For authorized user credentials, auth lib fetches the project id using gcloud config get project command. If you run this gcloud command, what do you see in 3.11 and 3.12?

https://github.com/googleapis/google-auth-library-python/blob/main/google/auth/_cloud_sdk.py#L92

mezhaka commented 10 months ago

@clundin25 I just tried to run the set-quota-project command that you have provided, but I still get None for the project:

$ gcloud auth application-default set-quota-project happy-panda-161123

Credentials saved to file: [/Users/ant/.config/gcloud/application_default_credentials.json]

These credentials will be used by any library that requests Application Default Credentials (ADC).

Quota project "happy-panda-161123" was added to ADC which can be used by Google client libraries for billing and quota. Note that some services may still bill the project owning the resource.

$ python --version && python -c "import google.auth;print(google.auth.default())"
Python 3.12.0
(<google.oauth2.credentials.Credentials object at 0x107870f50>, None)
mezhaka commented 10 months ago

@arithmetic1728 I substitute my actual project name for happy-panda-161123

$ python --version && python -c "import google.auth._cloud_sdk;print(google.auth._cloud_sdk.get_project_id())"
Python 3.12.0
None
$ python --version && python -c "import google.auth._cloud_sdk;print(google.auth._cloud_sdk.get_project_id())"
Python 3.11.6
happy-panda-161123
arithmetic1728 commented 10 months ago

@mezhaka can you run gcloud config get project command directly under these two environments? It's likely a gcloud issue instead of auth lib issue.
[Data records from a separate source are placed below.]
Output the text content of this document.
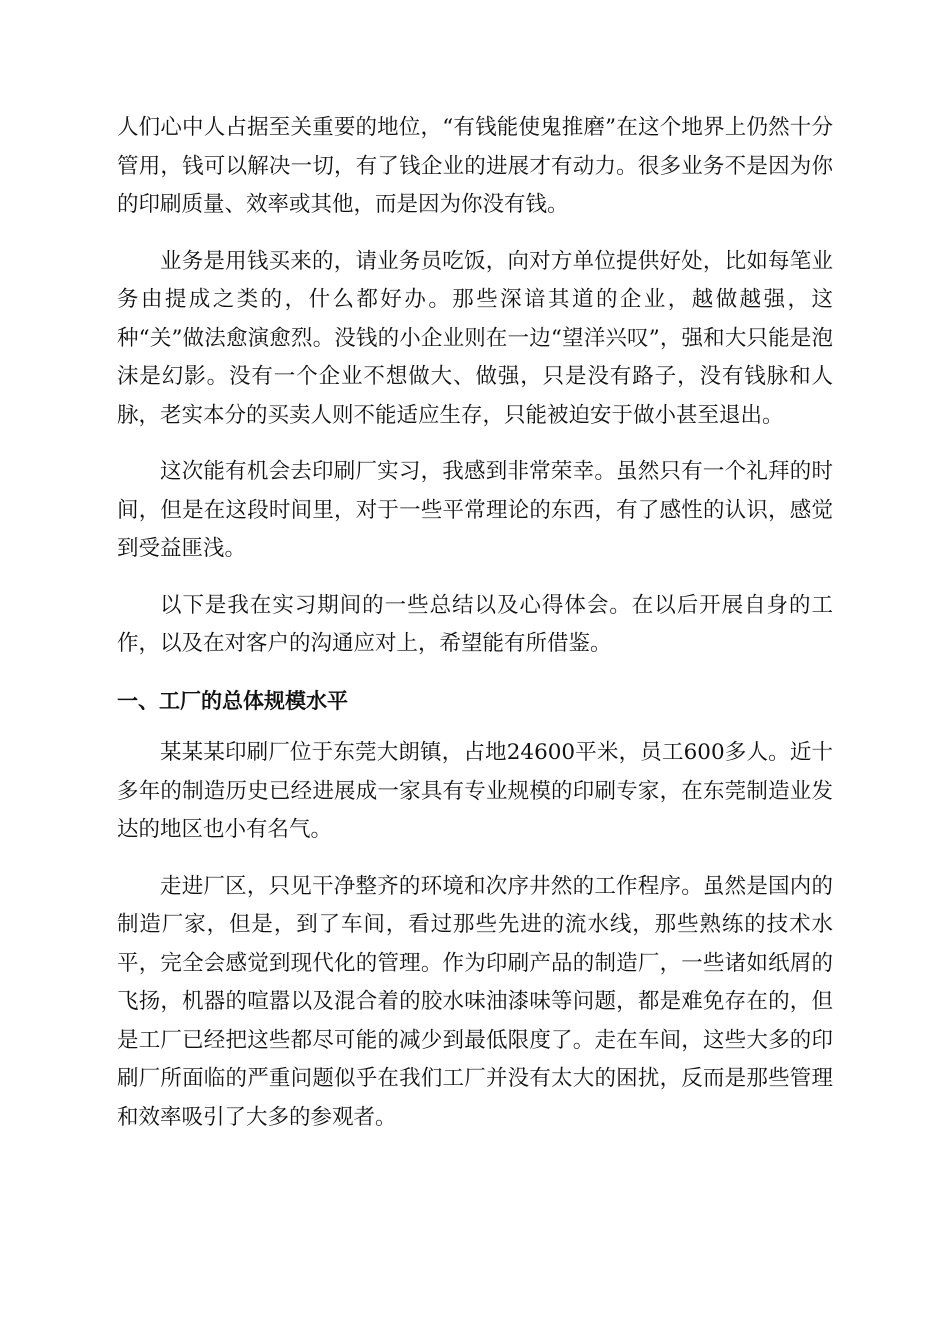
人们心中人占据至关重要的地位，“有钱能使鬼推磨”在这个地界上仍然十分管用，钱可以解决一切，有了钱企业的进展才有动力。很多业务不是因为你的印刷质量、效率或其他，而是因为你没有钱。

业务是用钱买来的，请业务员吃饭，向对方单位提供好处，比如每笔业务由提成之类的，什么都好办。那些深谙其道的企业，越做越强，这种“关”做法愈演愈烈。没钱的小企业则在一边“望洋兴叹”，强和大只能是泡沫是幻影。没有一个企业不想做大、做强，只是没有路子，没有钱脉和人脉，老实本分的买卖人则不能适应生存，只能被迫安于做小甚至退出。

这次能有机会去印刷厂实习，我感到非常荣幸。虽然只有一个礼拜的时间，但是在这段时间里，对于一些平常理论的东西，有了感性的认识，感觉到受益匪浅。

以下是我在实习期间的一些总结以及心得体会。在以后开展自身的工作，以及在对客户的沟通应对上，希望能有所借鉴。

一、工厂的总体规模水平

某某某印刷厂位于东莞大朗镇，占地24600平米，员工600多人。近十多年的制造历史已经进展成一家具有专业规模的印刷专家，在东莞制造业发达的地区也小有名气。

走进厂区，只见干净整齐的环境和次序井然的工作程序。虽然是国内的制造厂家，但是，到了车间，看过那些先进的流水线，那些熟练的技术水平，完全会感觉到现代化的管理。作为印刷产品的制造厂，一些诸如纸屑的飞扬，机器的喧嚣以及混合着的胶水味油漆味等问题，都是难免存在的，但是工厂已经把这些都尽可能的减少到最低限度了。走在车间，这些大多的印刷厂所面临的严重问题似乎在我们工厂并没有太大的困扰，反而是那些管理和效率吸引了大多的参观者。
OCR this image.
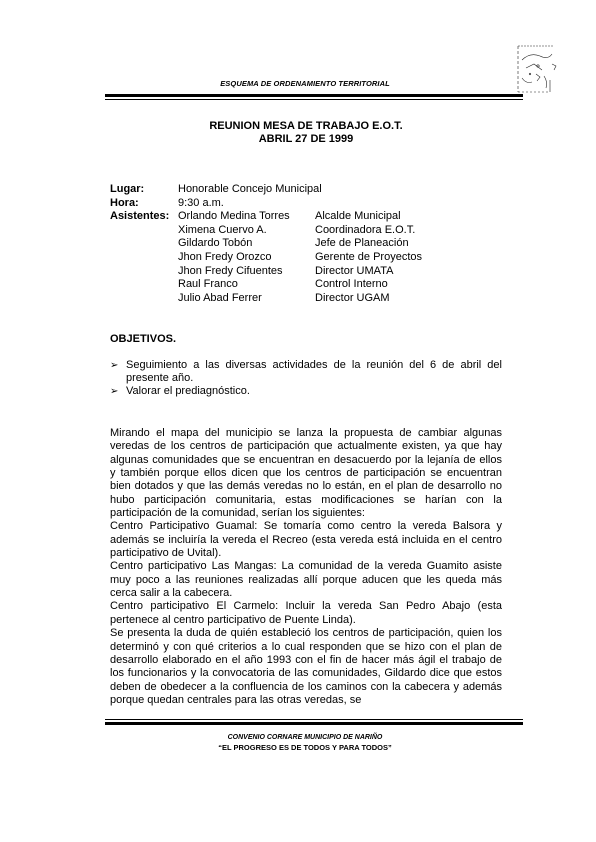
ESQUEMA DE ORDENAMIENTO TERRITORIAL
REUNION MESA DE TRABAJO E.O.T.
ABRIL 27 DE 1999
Lugar:	Honorable Concejo Municipal
Hora:	9:30 a.m.
Asistentes: Orlando Medina Torres	Alcalde Municipal
Ximena Cuervo A.	Coordinadora E.O.T.
Gildardo Tobón	Jefe de Planeación
Jhon Fredy Orozco	Gerente de Proyectos
Jhon Fredy Cifuentes	Director UMATA
Raul Franco	Control Interno
Julio Abad Ferrer	Director UGAM
OBJETIVOS.
➢ Seguimiento a las diversas actividades de la reunión del 6 de abril del presente año.
➢ Valorar el prediagnóstico.

Mirando el mapa del municipio se lanza la propuesta de cambiar algunas veredas de los centros de participación que actualmente existen, ya que hay algunas comunidades que se encuentran en desacuerdo por la lejanía de ellos y también porque ellos dicen que los centros de participación se encuentran bien dotados y que las demás veredas no lo están, en el plan de desarrollo no hubo participación comunitaria, estas modificaciones se harían con la participación de la comunidad, serían los siguientes:

Centro Participativo Guamal: Se tomaría como centro la vereda Balsora y además se incluiría la vereda el Recreo (esta vereda está incluida en el centro participativo de Uvital).

Centro participativo Las Mangas: La comunidad de la vereda Guamito asiste muy poco a las reuniones realizadas allí porque aducen que les queda más cerca salir a la cabecera.

Centro participativo El Carmelo: Incluir la vereda San Pedro Abajo (esta pertenece al centro participativo de Puente Linda).

Se presenta la duda de quién estableció los centros de participación, quien los determinó y con qué criterios a lo cual responden que se hizo con el plan de desarrollo elaborado en el año 1993 con el fin de hacer más ágil el trabajo de los funcionarios y la convocatoria de las comunidades, Gildardo dice que estos deben de obedecer a la confluencia de los caminos con la cabecera y además porque quedan centrales para las otras veredas, se

CONVENIO CORNARE MUNICIPIO DE NARIÑO
“EL PROGRESO ES DE TODOS Y PARA TODOS”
mezhaka commented 10 months ago

@arithmetic1728 Indeed, I get:

$ python --version && gcloud config get project
Python 3.12.0
Traceback (most recent call last):
  File "/Users/ant/google-cloud-sdk/lib/gcloud.py", line 137, in <module>
    main()
  File "/Users/ant/google-cloud-sdk/lib/gcloud.py", line 90, in main
    from googlecloudsdk.core.util import encoding
  File "/Users/ant/google-cloud-sdk/lib/googlecloudsdk/__init__.py", line 23, in <module>
    from googlecloudsdk.core.util import importing
  File "/Users/ant/google-cloud-sdk/lib/googlecloudsdk/core/util/importing.py", line 23, in <module>
    import imp
ModuleNotFoundError: No module named 'imp'

while in 3.11 it works just fine. The gcloud --version was 449.0.0. I have updated to the latest 453.0.0 and everything works just fine now. It did not occur to me that the Python module was actually invoking gcloud.